In practice we are all perfect...if only more of us could observe practical purposes beyond our oiled up lifestyles and that fiat medium it caters to, then we might have a working chance at practical futured solutions.
Takecare
On your Transport Efficiency graph, is the information saying that there is less benefit to slowing down a SUV than an energy efficient vehicle? The graph doesn't really show much at the upper end of the speed range.
It may be that the absolute level of fuel used is so high with these vehicles that even a small percentage saving provides a reasonably good number of gallons of fuel saved. For example, to go 100 miles, it takes:
At 46 mpg - 2.17 gallons
At 38 mpg - 2.63 gallons
Fuel lost at lower mpg 0.46 gallons
At 11 mpg - 9.09 gallons
At 10 mpg - 10.00 gallons
Fuel lost at lower mpg 0.91 gallons
Hi Gail
Even with large trucks, slower speeds increase fuel savings.
This Ford study gives evidence:
http://www.greencarcongress.com/2007/05/ford_charts_imp.html
Hope this helps!
Haha! Some funny bits but also some deep thoughts, thanks. I will reread when my head stops spinning!
I especially like the calculation for the amount of energy expected to be used and how much actually existed -Oooops, somethings got to give.
Isn't one issue though that you consider the Earth as a closed system -when in fact it is part of the much bigger sun-Earth energy system?
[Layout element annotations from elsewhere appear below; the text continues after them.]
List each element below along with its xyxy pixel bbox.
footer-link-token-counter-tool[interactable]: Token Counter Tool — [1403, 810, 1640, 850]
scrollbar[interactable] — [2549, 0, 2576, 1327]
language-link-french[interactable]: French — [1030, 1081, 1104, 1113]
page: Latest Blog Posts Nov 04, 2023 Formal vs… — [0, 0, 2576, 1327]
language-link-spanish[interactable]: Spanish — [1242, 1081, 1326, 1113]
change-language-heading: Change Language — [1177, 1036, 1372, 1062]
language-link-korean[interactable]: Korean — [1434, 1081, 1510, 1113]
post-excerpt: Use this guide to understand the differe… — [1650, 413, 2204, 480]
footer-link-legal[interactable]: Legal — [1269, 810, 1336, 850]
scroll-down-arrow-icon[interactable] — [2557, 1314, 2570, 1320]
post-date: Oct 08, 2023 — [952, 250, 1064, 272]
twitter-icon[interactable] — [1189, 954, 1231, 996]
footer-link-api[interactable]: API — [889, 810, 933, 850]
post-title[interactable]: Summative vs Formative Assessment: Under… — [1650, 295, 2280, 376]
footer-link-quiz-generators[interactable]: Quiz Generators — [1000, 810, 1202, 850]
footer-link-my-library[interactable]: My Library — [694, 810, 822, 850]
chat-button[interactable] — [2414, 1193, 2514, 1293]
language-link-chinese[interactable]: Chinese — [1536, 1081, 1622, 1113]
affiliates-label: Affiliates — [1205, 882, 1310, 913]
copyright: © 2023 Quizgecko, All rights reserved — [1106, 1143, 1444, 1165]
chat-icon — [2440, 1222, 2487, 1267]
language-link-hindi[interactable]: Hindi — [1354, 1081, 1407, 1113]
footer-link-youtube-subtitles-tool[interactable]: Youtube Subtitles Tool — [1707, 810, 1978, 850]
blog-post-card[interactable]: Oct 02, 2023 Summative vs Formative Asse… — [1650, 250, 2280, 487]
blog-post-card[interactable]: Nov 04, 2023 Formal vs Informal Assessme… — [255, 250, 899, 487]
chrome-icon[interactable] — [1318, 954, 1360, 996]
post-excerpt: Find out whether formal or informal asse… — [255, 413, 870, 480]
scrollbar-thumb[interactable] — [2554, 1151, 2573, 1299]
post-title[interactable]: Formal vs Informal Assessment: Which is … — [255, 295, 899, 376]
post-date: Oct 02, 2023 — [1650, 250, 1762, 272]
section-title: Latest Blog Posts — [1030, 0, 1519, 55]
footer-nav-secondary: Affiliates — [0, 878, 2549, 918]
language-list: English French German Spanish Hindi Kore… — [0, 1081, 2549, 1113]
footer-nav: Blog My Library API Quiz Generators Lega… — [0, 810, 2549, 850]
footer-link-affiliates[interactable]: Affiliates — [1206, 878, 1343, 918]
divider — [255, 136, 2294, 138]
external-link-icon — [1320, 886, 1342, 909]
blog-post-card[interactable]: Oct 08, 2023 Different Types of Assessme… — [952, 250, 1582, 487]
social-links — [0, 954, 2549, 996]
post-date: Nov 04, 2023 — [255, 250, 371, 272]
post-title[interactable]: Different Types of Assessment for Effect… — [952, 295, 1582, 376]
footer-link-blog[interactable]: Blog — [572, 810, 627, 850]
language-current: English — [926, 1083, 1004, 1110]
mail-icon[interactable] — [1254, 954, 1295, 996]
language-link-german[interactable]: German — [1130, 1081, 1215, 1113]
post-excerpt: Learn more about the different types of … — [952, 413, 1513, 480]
If we start using solar energy in any meaningful way the pie increases.
Also, a parting thought, I did a stint at CERN for a time and was always impressed by how much energy those little particles could hold. A single proton can in theory weigh as much as an apple or an elephant! At those fractions of light speed the passage of time itself shrinks to next to nothing...
Nick.
Solar flows are part of "X". But Y% is very high by the time we upgrade solar energy into the forms a "fast" society demands, so X * Y% in the case of solar gives us not much left over for Z (consumption). We either can improve technology on solar capture, or slow down the whole system so that we need less energy dense infrastructure.
"X * Y% in the case of solar gives us not much left over for Z (consumption)"
Not really. X is so large that the efficiency of capture isn't that important - it's really more of a practical & cost problem, rather than a question of having enough left over. I.E., it's nice to collect enough energy on one's roof to provide for one's needs, so we want efficiency to be high enough to do that. Similarly, higher efficiency reduces costs.
Our total solar insolation is around 100,000 terawatts, and our consumption (excluding the heat & light that we always forget, that I discussed in another post...) is the equivalent of about 5 TW. There's plenty of solar power...
I argue higher efficiency increases costs.
Efficiency increases requires more technology.
The technology has to be built (amortize the costs over its life) and maintained. In essence we become the slaves of technology. Technology allows for more people to become slaves to technology! It enables for more people to be fed on 1 acre of land, but those people must maintain the systems which if they breakdown will cause the death of the maintainers. Thus the maintainers are in a panicked state, constantly trying to have fewer people sustaining the machines, which sustain everyone, but only succeeding in causing more growth and more panic!
and fyi, people currently use 12TW, 72TW is easily achievable wind power, and solar insolation is as you say.